Me ha servido para la enésima confirmación el accidente del Airbus Barcelona-Dusseldorf. De nuevo hemos asistido a la cacería inmisericorde de familiares angustiados para arrancarles, a modo de trofeo, unas lágrimas, unos balbuceos, o siquiera un gesto de desesperación para adornar una portada o el directo en la tele. ¿De cuánta inhumanidad hay que estar alicatado para ser capaz de acosar sádicamente a personas en estado de shock que ni saben por dónde les da el aire?

Sí, conozco la respuesta al uso. Que más cornadas da el hambre, que qué va a hacer un pobre jornalero del micro y la cámara, y que la culpa es de los editores o los jefes de redacción, que exigen carnaza. Y también me consta que los aludidos escurrirán el bulto con la martingala de lo chungalí que está el mercado o, como gran comodín, acusarán al público de no conformarse más que con casquería sanguinolienta o sentimentalona. No digo que no haya unos gramos de verdad en tales excusas, pero la mayoría de los que abrevamos en la alberca esta de la información sabemos que si quisiéramos, podríamos evitar ciertos espectáculos.

Lo que vende

No sé si sigue ocurriendo —tengo motivos para sospechar que sí—, pero en mis días de cliente de la facultad de ciencias de la información, cada tres por cuatro alguno de los que levitaban sobre la tarima nos cantaba las excelencias de A sangre fría, de Truman Capote. Según la loa al uso, ahí estaba todo lo que los tochos y los manualillos teóricos no alcanzaban a contarnos sobre el reportaje periodístico. El empapado a conciencia de aquellas páginas, exageraban, suponía una puerta de entrada al gremio plumífero mucho más cierta que la obtención del título oficial y equiparable a los entonces nacientes másteres donde se pagaba un pastón por trabajar… en los turnos más jodidos y en las secciones menos lucidas.

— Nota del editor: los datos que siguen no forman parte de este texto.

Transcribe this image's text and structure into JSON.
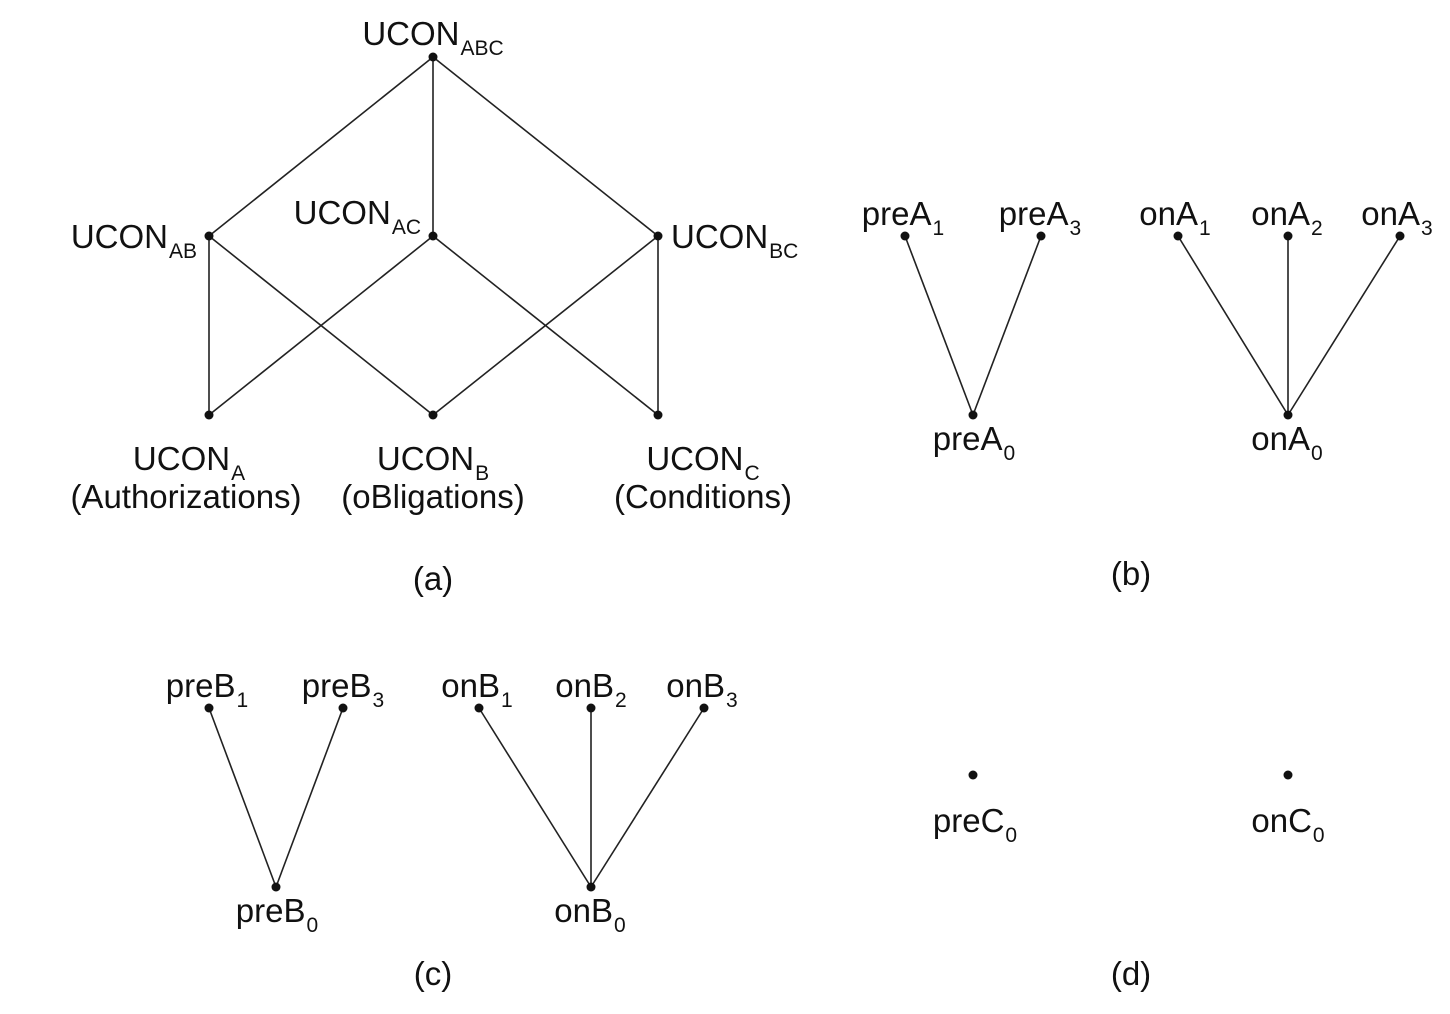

De esos polvos docentes, seguramente bien intencionados, viene gran parte del lodo amarillo que nos pone perdidos cada vez que tratamos de informarnos sobre cualquier cuestión, y de modo especial, cuando se trata de un suceso. Aunque al lector, oyente o espectador le bastarían —o deberían bastarle— un puñado de datos básicos, quiera o no, se encuentra bajo un bombardeo inmisericorde de detalles, pelos y señales de dudosa utilidad. Dirección exacta de víctimas y victimarios, situaciones sentimentales presentes y pasadas, historiales clínicos, currículos laborales, nacionalidades indicadas de forma implícita o explícita según proceda, que no falte un pormenor. Como aliño imprescindible, testimonios a tutiplén y sin desbastar del primero que se ponga a tiro, aunque solo pasara por allí: parecía un chico normal, ya se veía que era un cabrón con pintas, últimamente estaba muy raro… Cualquier gachupinada por el estilo vale para titular un despiece o, si es de enjundia, para encabezar el cuerpo principal. Eso vende.

Me temo que debo detenerme ahí. Si vende, es que está bien. Con lo chungo que va el oficio, solo faltaba que me pillaran apedreando mi propio tejado. Pues nada, por muchos años.